Google plans to completely run its business operations on carbon-free energy by 2030, CEO Sundar Pichai announced in a blog post on Monday.
“We’ll start by working towards 24/7 carbon-free energy at all of our data centers and campuses around the world. Our data centers power the products and services you’ve come to rely on every day,” Pichai wrote. “This will mean every email you send through Gmail, every question you ask Google Search, every YouTube video you watch, and every route you take using Google Maps, is supplied by clean energy every hour of every day.”
Google is the latest big tech company to cut down carbon emissions. In September 2019, Amazon CEO Jeff Bezos announced his company would vow to become carbon neutral by 2040.
“We’re done being in the middle of the herd on this issue—we’ve decided to use our size and scale to make a difference,” Bezos said about going carbon neutral. “If a company with as much physical infrastructure as Amazon—which delivers more than 10 billion items a year—can meet the Paris Agreement 10 years early, then any company can.”

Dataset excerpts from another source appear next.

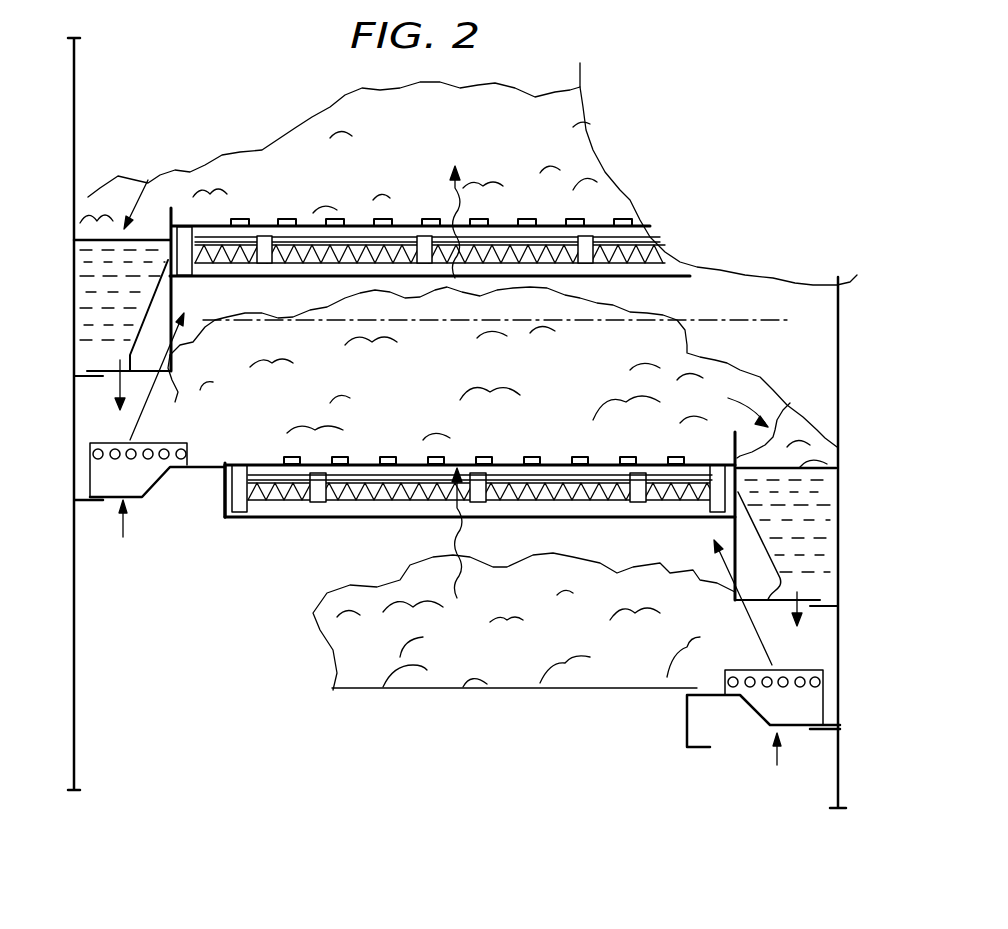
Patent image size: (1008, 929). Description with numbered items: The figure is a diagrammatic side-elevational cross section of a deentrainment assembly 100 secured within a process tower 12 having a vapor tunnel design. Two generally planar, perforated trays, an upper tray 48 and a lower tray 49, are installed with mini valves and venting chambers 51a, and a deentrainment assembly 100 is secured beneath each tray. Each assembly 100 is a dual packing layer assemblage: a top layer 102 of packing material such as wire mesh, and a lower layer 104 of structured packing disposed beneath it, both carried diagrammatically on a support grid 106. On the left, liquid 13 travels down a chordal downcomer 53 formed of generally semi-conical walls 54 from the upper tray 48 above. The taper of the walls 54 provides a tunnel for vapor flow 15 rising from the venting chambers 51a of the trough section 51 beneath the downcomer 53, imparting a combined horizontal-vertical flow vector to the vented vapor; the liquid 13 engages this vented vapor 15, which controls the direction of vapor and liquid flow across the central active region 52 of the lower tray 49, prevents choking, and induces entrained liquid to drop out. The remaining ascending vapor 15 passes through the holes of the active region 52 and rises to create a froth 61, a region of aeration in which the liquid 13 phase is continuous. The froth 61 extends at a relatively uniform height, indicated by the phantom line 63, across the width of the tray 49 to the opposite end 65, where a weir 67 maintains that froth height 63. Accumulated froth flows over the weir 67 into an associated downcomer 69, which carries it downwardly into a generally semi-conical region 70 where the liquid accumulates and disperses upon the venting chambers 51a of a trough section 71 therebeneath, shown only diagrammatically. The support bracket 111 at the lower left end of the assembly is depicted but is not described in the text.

The tower 12 is at (840, 325).
The liquid 13 is at (150, 195).
The vapor flow 15 is at (143, 390).
The upper tray 48 is at (607, 233).
The lower tray 49 is at (550, 480).
The trough section 51 is at (146, 478).
The venting chambers 51a is at (100, 473).
The active region 52 is at (390, 457).
The chordal downcomer 53 is at (78, 289).
The semi-conical walls 54 is at (172, 307).
The froth 61 is at (539, 96).
The froth height line 63 is at (598, 321).
The opposite end 65 is at (648, 462).
The weir 67 is at (790, 403).
The downcomer 69 is at (830, 553).
The semi-conical region 70 is at (770, 600).
The trough section 71 is at (837, 695).
The deentrainment assembly 100 is at (675, 236).
The top layer 102 is at (290, 242).
The lower layer 104 is at (299, 257).
The support grid 106 is at (657, 262).
The support bracket 111 is at (224, 517).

In July, Apple announced it would attempt to make its supply chain and products completely carbon neutral by 2030.
“Businesses have a profound opportunity to help build a more sustainable future, one born of our common concern for the planet we share,” Apple CEO Tim Cook said in July.
“The innovations powering our environmental journey are not only good for the planet — they’ve helped us make our products more energy efficient and bring new sources of clean energy online around the world. Climate action can be the foundation for a new era of innovative potential, job creation, and durable economic growth. With our commitment to carbon neutrality, we hope to be a ripple in the pond that creates a much larger change.”
Big tech companies have been frequently criticized for their environmental impact in recent years.
Environmental action group Greenpeace has attacked big tech firms such as Amazon and Google for being too close to the oil industry.